Iceland’s minister of finance may soon face a hard decision—his country or his dog.
In Reykjavik, the capital, a 62-year-old law bans dogs from the city on health grounds. Yet the minister, Mr. Albert Gudmundsson, lives in Reykjavik with a dog (the family pet), a 13-year-old mongrel named Lucy.
“Lucy is a dear member of our family, as dear to us as a child,” he said.
This family has now been unsettled by a journalist at the state radio, who has reported Lucy’s illegal presence to the police. If prosecuted, Mr. Gudmundsson may be fined, and his pet may be taken away.
But Mr. Gudmundsson, who placed third in Iceland’s presidential election four years ago, has pledged to do everything to keep her.
“We will never agree to part with her,” he said. “Rather, we will emigrate from Iceland, and I would thereby resign from politics.”
Politics aside, we’d be sorry to see Mr. Gudmundsson have to give up either his country or his dog.
Unfortunately, he’ll have to give up both.
As spiritual souls, all living beings—including both dog and master—are eternal parts of Krishna, the Supreme. But because we’ve forgotten our relationship with Krishna, we’ve come to this material world, a world of birth and death. Here we devote ourselves to our country, our family, our dog—whatever. We bark a while or we speak in the state house, we run after bones or run for office. But time finally runs off with everything we have—bark, bones, body, and all.
At the time of death, we give up our country, give up our dog, give up our politics—give up everything—and the laws of nature take us to a new body. The dog may then assume the body of a future politician, and the former politician the body of a dog.
Such a change takes place because of love. According to the Bhagavad-gita, our thoughts at the time of death are what carries us on to the next body. So the faithful dog that dies thinking of its master may next be born human, and the master who dies thinking of his beloved dog may soon find himself on the dog’s end of the leash.
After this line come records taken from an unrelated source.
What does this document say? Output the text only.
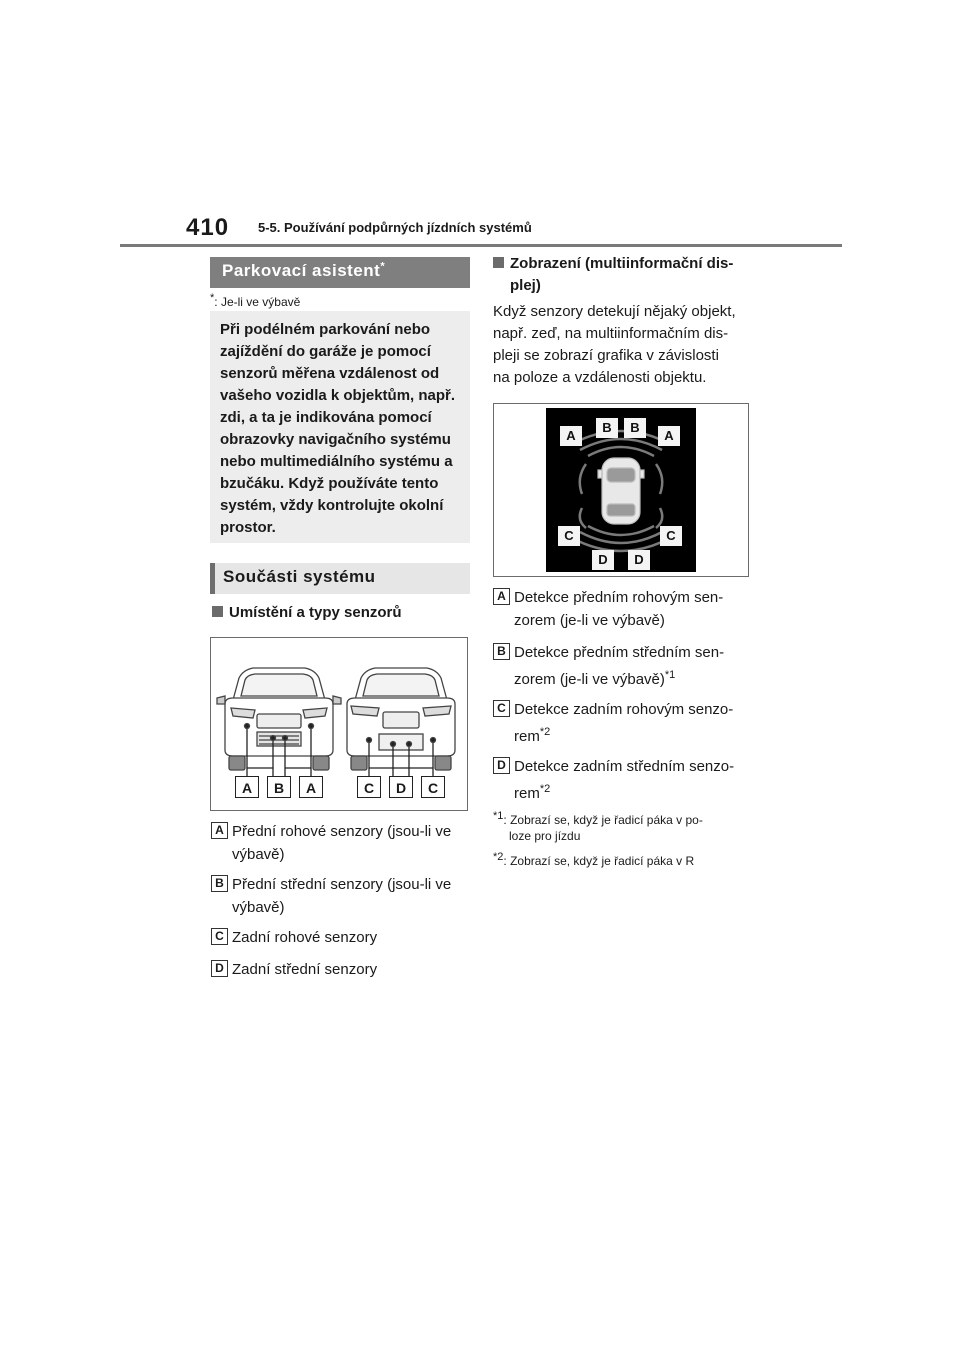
410 5-5. Používání podpůrných jízdních systémů
Parkovací asistent*
*: Je-li ve výbavě
Při podélném parkování nebo zajíždění do garáže je pomocí senzorů měřena vzdálenost od vašeho vozidla k objektům, např. zdi, a ta je indikována pomocí obrazovky navigačního systému nebo multimediálního systému a bzučáku. Když používáte tento systém, vždy kontrolujte okolní prostor.
Součásti systému
Umístění a typy senzorů
A	B	A	C	D	C
A Přední rohové senzory (jsou-li ve
výbavě)
B Přední střední senzory (jsou-li ve
výbavě)
C Zadní rohové senzory
D Zadní střední senzory
Zobrazení (multiinformační dis-
plej)
Když senzory detekují nějaký objekt,
např. zeď, na multiinformačním dis-
pleji se zobrazí grafika v závislosti
na poloze a vzdálenosti objektu.
A
B	B
A
C	C
D	D
A Detekce předním rohovým sen-
zorem (je-li ve výbavě)
B Detekce předním středním sen-
zorem (je-li ve výbavě)$^{*1}$
C Detekce zadním rohovým senzo-
rem$^{*2}$
D Detekce zadním středním senzo-
rem$^{*2}$
*1: Zobrazí se, když je řadicí páka v po-
loze pro jízdu
*2: Zobrazí se, když je řadicí páka v R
The human life, therefore, is meant not for devotion to dog or country but for devotion to spiritual inquiry and understanding, and ultimately for devotion to the Supreme Personality of Godhead, Lord Krishna.
Neglecting the Supreme, we may try to settle happily with our family and live a useful, productive life. But what is the point of clinging to a world where we can’t stay, and to loved ones we can’t live on with? Of what use is a life lived without spiritual inquiry? What will it produce? And what is the value of living happily at home as a fool?
One who lives for that which perishes lives for nothing. The Vedic teachings therefore point us beyond the perishable material world—beyond dog, family, politics, and Iceland—to our real home, our real family, our real life, in the transcendental world of Lord Krishna.